The Maryland State Board of Education today designated 156 skills from writing a job application to using a television guide, that students will be required to master before they can graduate from high school.
The new requirements are scheduled to go into effect in 1986, but state Superintendent David W. Hornbeck said they could start a year or two earlier if problems in devising the tests are resolved.
The list of skills, which took a public opinion poll and 2 1/2 years to develop, will be enforced by a series of four statewide tests, lasting a total of about seven hours.
A competency test in reading was first given last year to ninth graders, and must be passed by all students graduating from high school, starting in 1982.
The other areas, for which tests have not yet been devised, are mathematics, writing, and "life skills." Among the items in the last catergory are first aid and basic nutrition, "factors influencing human sexuality," explaining property rights, and evaluating the actions of public officials.
Maryland's "index of competencies" for high school graduation and the tests to enforce it are part of a nationwide movement to raise school achievement by requiring students to pass uniform tests as well as get passing marks from their teachers.
Since 1976, 38 states have adopted some sort of competency test requirement, according to Chris Pipho, associate director of research for the Education Commission of the States.
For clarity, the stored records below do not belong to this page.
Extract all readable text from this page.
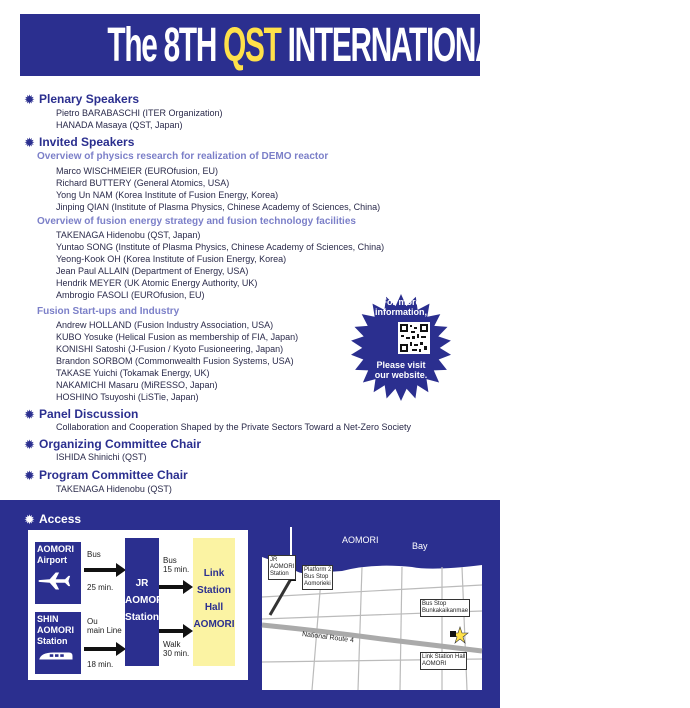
The 8TH QST INTERNATIONAL SYMPOSIUM
✹ Plenary Speakers
Pietro BARABASCHI (ITER Organization)
HANADA Masaya (QST, Japan)
✹ Invited Speakers
Overview of physics research for realization of DEMO reactor
Marco WISCHMEIER (EUROfusion, EU)
Richard BUTTERY (General Atomics, USA)
Yong Un NAM (Korea Institute of Fusion Energy, Korea)
Jinping QIAN (Institute of Plasma Physics, Chinese Academy of Sciences, China)
Overview of fusion energy strategy and fusion technology facilities
TAKENAGA Hidenobu (QST, Japan)
Yuntao SONG (Institute of Plasma Physics, Chinese Academy of Sciences, China)
Yeong-Kook OH (Korea Institute of Fusion Energy, Korea)
Jean Paul ALLAIN (Department of Energy, USA)
Hendrik MEYER (UK Atomic Energy Authority, UK)
Ambrogio FASOLI (EUROfusion, EU)
Fusion Start-ups and Industry
Andrew HOLLAND (Fusion Industry Association, USA)
KUBO Yosuke (Helical Fusion as membership of FIA, Japan)
KONISHI Satoshi (J-Fusion / Kyoto Fusioneering, Japan)
Brandon SORBOM (Commonwealth Fusion Systems, USA)
TAKASE Yuichi (Tokamak Energy, UK)
NAKAMICHI Masaru (MiRESSO, Japan)
HOSHINO Tsuyoshi (LiSTie, Japan)
For more
information,
Please visit
our website.
✹ Panel Discussion
Collaboration and Cooperation Shaped by the Private Sectors Toward a Net-Zero Society
✹ Organizing Committee Chair
ISHIDA Shinichi (QST)
✹ Program Committee Chair
TAKENAGA Hidenobu (QST)
✹ Access
AOMORI
Airport
Bus
25 min.
SHIN
AOMORI
Station
Ou
main Line
18 min.
JR
AOMORI
Station
Bus
15 min.
Walk
30 min.
Link
Station
Hall
AOMORI
AOMORI
Bay
JR
AOMORI
Station
Platform 2
Bus Stop
Aomorieki
Bus Stop
Bunkakaikanmae
National Route 4
Link Station Hall
AOMORI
Eleven states have adopted statewide tests for high school graduation, Pipho said, the first of which is scheduled to be enforced this spring for seniors in North Carolina.
Virginia is among four states that plan to require graduation tests in reading and mathematics starting in 1981. In the District of Columbia the school board has endorsed the concept of having a graduation exam, but no date has been set for requiring it.
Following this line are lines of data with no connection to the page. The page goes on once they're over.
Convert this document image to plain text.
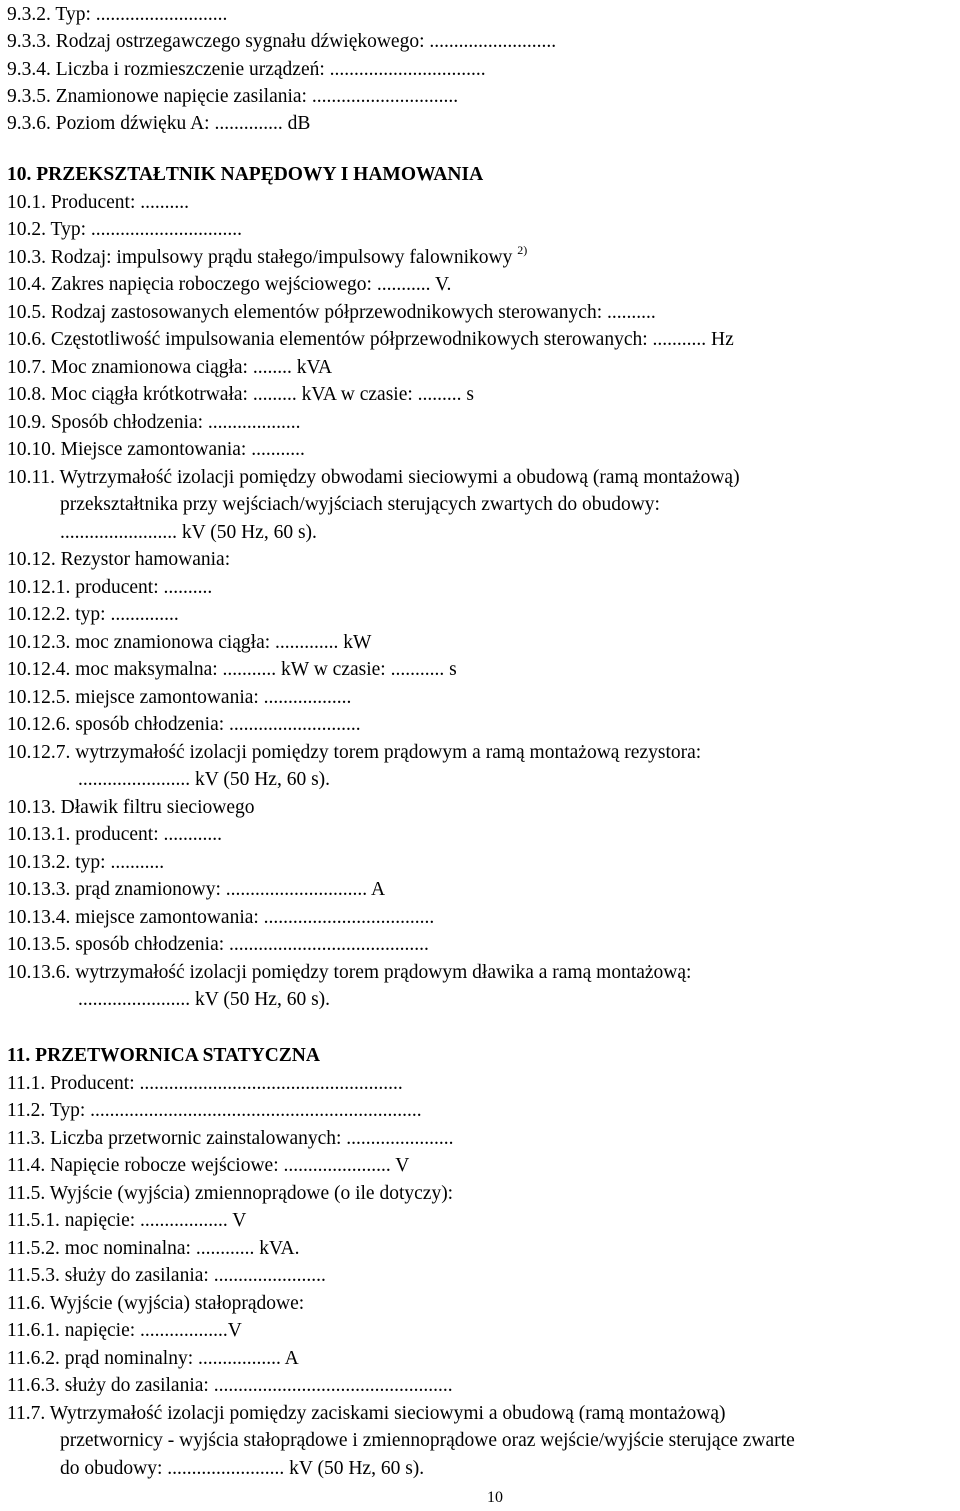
9.3.2. Typ: ...........................
9.3.3. Rodzaj ostrzegawczego sygnału dźwiękowego: ..........................
9.3.4. Liczba i rozmieszczenie urządzeń: ................................
9.3.5. Znamionowe napięcie zasilania: ..............................
9.3.6. Poziom dźwięku A: .............. dB
10. PRZEKSZTAŁTNIK NAPĘDOWY I HAMOWANIA
10.1. Producent: ..........
10.2. Typ: ...............................
10.3. Rodzaj: impulsowy prądu stałego/impulsowy falownikowy $^{2)}$
10.4. Zakres napięcia roboczego wejściowego: ........... V.
10.5. Rodzaj zastosowanych elementów półprzewodnikowych sterowanych: ..........
10.6. Częstotliwość impulsowania elementów półprzewodnikowych sterowanych: ........... Hz
10.7. Moc znamionowa ciągła: ........ kVA
10.8. Moc ciągła krótkotrwała: ......... kVA w czasie: ......... s
10.9. Sposób chłodzenia: ...................
10.10. Miejsce zamontowania: ...........
10.11. Wytrzymałość izolacji pomiędzy obwodami sieciowymi a obudową (ramą montażową)
przekształtnika przy wejściach/wyjściach sterujących zwartych do obudowy:
........................ kV (50 Hz, 60 s).
10.12. Rezystor hamowania:
10.12.1. producent: ..........
10.12.2. typ: ..............
10.12.3. moc znamionowa ciągła: ............. kW
10.12.4. moc maksymalna: ........... kW w czasie: ........... s
10.12.5. miejsce zamontowania: ..................
10.12.6. sposób chłodzenia: ...........................
10.12.7. wytrzymałość izolacji pomiędzy torem prądowym a ramą montażową rezystora:
....................... kV (50 Hz, 60 s).
10.13. Dławik filtru sieciowego
10.13.1. producent: ............
10.13.2. typ: ...........
10.13.3. prąd znamionowy: ............................. A
10.13.4. miejsce zamontowania: ...................................
10.13.5. sposób chłodzenia: .........................................
10.13.6. wytrzymałość izolacji pomiędzy torem prądowym dławika a ramą montażową:
....................... kV (50 Hz, 60 s).
11. PRZETWORNICA STATYCZNA
11.1. Producent: ......................................................
11.2. Typ: ....................................................................
11.3. Liczba przetwornic zainstalowanych: ......................
11.4. Napięcie robocze wejściowe: ...................... V
11.5. Wyjście (wyjścia) zmiennoprądowe (o ile dotyczy):
11.5.1. napięcie: .................. V
11.5.2. moc nominalna: ............ kVA.
11.5.3. służy do zasilania: .......................
11.6. Wyjście (wyjścia) stałoprądowe:
11.6.1. napięcie: ..................V
11.6.2. prąd nominalny: ................. A
11.6.3. służy do zasilania: .................................................
11.7. Wytrzymałość izolacji pomiędzy zaciskami sieciowymi a obudową (ramą montażową)
przetwornicy - wyjścia stałoprądowe i zmiennoprądowe oraz wejście/wyjście sterujące zwarte
do obudowy: ........................ kV (50 Hz, 60 s).
10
Hornbeck stressed that his state not only is establishing a list of skills that students must master before they can get their high school diplomas, but is preparing sample lessons for teaching all the required skills. Hornbeck said the lessons have been tried out during the past year in 30 pilot schools around the state, using a preliminary list of skills that the state board adopted last summer.
He said lessons based on the final list of skills, adopted today, will probably be taught next fall in about half of the state's 1,300 schools.
As a result of the tryout, Hornbeck said, 27 of the proposed skills were revised in the final version, and one was dropped.
Before the board voted unanimously to approve the new list, member Mary E. Ellis remarked, "the only comment I've heard from around the state, 'keep them simple, keep them simple.'"
Board President William G. Sykes interjected, "'simple' as distinguished from 'easy.'"
Later Hornbeck explained that virtually all of the skills on the list would be taught in elementary and junior high schools so that most students who take the tests for the first time in ninth grade will be able to pass. For those who don't there will be remedial work and the chance to take the tests again each year until they pass.
The required reading skills adopted yesterday focus on everyday tasks such as interpreting road signs, following directions to play a game or reading a map or a bus schedule.
Besides using a television guide, the section on "locating references" includes using phone books, newspapers, catalogues and dictionaries.
The list of writing skills ranges from "writing a sentence that makes a statement" to writing a letter of complaint to a company.